Avançando que este novo sistema de incentivos estará disponível já “a partir dos próximos dias”, o ministro do Planeamento e das Infraestruturas disse que o objetivo é, até ao final do quadro comunitário de apoio, apoiar um total de 5.000 milhões de euros de investimento, no que se pretende que seja “um novo impulso ao investimento empresarial em Portugal”.

Segundo Pedro Marques, destes 5.000 milhões de euros de investimento empresarial, “cerca de um terço vai ter que se dirigir à baixa densidade”.

“Do investimento aprovado até agora, mais ao menos 24 por cento/25 por cento é investimento nos territórios da baixa densidade.
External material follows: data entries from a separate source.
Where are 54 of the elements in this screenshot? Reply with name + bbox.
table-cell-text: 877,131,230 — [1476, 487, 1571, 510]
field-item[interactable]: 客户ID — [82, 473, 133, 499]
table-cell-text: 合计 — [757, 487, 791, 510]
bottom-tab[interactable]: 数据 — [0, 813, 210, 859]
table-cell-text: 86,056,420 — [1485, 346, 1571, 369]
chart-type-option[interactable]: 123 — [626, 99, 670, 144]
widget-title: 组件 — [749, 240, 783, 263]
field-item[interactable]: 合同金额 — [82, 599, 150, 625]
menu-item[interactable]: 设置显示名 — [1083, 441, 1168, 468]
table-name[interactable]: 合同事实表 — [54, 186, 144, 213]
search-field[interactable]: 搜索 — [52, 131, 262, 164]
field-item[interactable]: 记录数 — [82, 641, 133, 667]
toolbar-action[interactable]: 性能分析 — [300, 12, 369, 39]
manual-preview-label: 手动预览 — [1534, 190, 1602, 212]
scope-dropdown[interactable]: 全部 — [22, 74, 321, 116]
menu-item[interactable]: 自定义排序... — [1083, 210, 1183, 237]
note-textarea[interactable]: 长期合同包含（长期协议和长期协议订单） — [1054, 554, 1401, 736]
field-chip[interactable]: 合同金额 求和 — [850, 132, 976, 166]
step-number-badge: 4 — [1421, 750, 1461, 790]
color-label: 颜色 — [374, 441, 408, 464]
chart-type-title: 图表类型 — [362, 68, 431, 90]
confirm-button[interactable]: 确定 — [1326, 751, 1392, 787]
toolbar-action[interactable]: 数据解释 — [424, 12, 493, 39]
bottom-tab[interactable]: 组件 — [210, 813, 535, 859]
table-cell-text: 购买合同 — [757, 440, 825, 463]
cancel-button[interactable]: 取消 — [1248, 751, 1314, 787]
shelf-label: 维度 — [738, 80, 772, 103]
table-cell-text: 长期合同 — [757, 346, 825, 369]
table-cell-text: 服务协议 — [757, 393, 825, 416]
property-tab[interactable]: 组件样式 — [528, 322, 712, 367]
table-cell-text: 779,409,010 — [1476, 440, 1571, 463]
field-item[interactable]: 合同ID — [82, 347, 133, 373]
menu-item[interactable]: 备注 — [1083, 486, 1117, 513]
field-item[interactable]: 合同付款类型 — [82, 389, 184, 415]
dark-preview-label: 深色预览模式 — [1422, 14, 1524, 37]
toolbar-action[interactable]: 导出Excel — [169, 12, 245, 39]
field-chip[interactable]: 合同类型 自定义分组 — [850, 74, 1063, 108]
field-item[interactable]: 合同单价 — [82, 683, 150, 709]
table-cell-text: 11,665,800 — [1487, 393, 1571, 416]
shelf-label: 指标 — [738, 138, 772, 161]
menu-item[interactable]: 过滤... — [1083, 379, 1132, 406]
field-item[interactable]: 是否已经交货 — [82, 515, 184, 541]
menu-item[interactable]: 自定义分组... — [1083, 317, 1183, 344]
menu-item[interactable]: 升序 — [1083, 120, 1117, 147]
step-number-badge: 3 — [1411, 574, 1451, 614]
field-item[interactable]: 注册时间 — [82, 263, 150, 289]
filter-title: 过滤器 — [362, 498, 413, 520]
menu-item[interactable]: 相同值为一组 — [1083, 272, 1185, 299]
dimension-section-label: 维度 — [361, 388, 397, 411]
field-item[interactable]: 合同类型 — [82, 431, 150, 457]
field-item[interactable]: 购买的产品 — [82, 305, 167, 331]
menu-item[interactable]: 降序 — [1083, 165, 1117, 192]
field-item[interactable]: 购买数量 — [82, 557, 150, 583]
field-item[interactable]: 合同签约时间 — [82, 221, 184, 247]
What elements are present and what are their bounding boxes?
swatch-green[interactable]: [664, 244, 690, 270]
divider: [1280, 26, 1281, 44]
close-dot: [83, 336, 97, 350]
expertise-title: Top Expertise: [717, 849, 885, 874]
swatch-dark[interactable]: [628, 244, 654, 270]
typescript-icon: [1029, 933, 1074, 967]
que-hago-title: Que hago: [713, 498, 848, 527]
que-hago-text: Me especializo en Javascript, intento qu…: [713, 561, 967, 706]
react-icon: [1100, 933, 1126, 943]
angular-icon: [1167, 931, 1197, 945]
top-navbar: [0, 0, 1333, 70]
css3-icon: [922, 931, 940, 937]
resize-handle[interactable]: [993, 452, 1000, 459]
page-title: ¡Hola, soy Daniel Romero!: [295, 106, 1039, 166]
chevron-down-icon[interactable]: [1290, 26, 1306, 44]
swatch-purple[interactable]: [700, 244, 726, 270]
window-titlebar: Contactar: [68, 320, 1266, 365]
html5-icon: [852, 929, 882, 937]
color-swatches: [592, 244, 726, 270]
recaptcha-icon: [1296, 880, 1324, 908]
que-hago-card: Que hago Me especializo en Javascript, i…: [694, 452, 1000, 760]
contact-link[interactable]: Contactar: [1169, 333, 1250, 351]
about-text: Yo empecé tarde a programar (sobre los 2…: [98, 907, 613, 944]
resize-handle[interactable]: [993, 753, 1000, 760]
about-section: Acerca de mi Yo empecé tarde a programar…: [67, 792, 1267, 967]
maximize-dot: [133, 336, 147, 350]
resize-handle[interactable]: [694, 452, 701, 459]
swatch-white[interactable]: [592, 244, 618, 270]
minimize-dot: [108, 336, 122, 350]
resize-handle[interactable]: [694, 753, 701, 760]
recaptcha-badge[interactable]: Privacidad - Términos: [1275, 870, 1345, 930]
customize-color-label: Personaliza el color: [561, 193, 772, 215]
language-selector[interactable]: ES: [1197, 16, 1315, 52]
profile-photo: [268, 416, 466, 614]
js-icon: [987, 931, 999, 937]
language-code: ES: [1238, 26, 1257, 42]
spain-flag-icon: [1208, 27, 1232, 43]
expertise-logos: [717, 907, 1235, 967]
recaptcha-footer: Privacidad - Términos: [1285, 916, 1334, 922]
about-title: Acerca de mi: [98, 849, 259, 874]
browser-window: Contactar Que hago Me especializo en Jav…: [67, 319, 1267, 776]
Mas queremos fazer mais e, portanto, relativamente aos futuros avisos de candidaturas no âmbito dos sistemas de incentivos, encontrarão sempre dotações específicas para a baixa densidade na ordem dos 30 por cento ou até um pouco mais, o que permitirá que destes 5.000 milhões de euros 1.700 milhões de euros terão que se dirigir a territórios da baixa densidade”, disse.

De acordo com o ministro, o novo sistema de incentivos às empresas manterá a possibilidade de uma parte do apoio concedido “continuar a ser apoio não reembolsável, mediante o cumprimento de um conjunto de metas que tem a ver com criação de emprego, exportações, etc”.

No total, com a reprogramação do Portugal 2020 o Governo diz ter “criado condições para apoiar mais de 7.000 milhões de euros de investimento adicional, dos quais 5.000 milhões de euros no investimento empresarial”.

Pedro Marques adiantou que, até final do ano, serão atingidos 2.000 milhões de euros de pagamentos às empresas e 9.000 milhões de euros de investimento aprovado no âmbito dos sistemas de incentivos, com “mais de 13 mil empresas apoiadas”.

“Estamos em primeiro lugar a nível europeu, quer na execução global do quadro comunitário nos programas comparáveis acima de 5.000 milhões de euros, como temos dois dos nossos programas comunitários a liderar a execução quer do Feder, quer do Fundo Social Europeu”, sustentou o governante, salientando que “no top 10 do Feder não está só o Compete, mas também o PO [Programa Operacional] Norte e o PO Centro”.

Segundo dados do executivo, a reprogramação do Portugal 2020 tem um reforço de 2,4 mil milhões de euros em fundos da União Europeia, num total de investimento alavancado de 7,3 mil milhões de euros.

A reprogramação dos fundos comunitários para qualificações envolve 877 milhões de euros (num investimento alavancado de 1.032 milhões de euros), enquanto para as empresas o valor é de 632 milhões de euros (num total alavancado de 5.000 milhões de euros).

Em relação ao território, no qual se inclui mobilidade urbana sustentável (285 milhões de euros) e investimento de proximidade (612 milhões de euros), a verba da reprogramação destinada é de 897 milhões de euros, sendo o investimento alavancado de 1.316 milhões de euros.

No Portugal 2020 foram realizados 8.000 milhões de euros de pagamentos, 31 por cento da dotação global, e feitos investimentos de 10.000 milhões de euros, com um financiamento comunitário de 7,3 mil milhões de euros, numa taxa de execução de 28 por cento.

“Com a reprogramação, otimizamos os recursos disponíveis e transferimo-los para as áreas prioritárias para o desenvolvimento do país”, garante o Governo.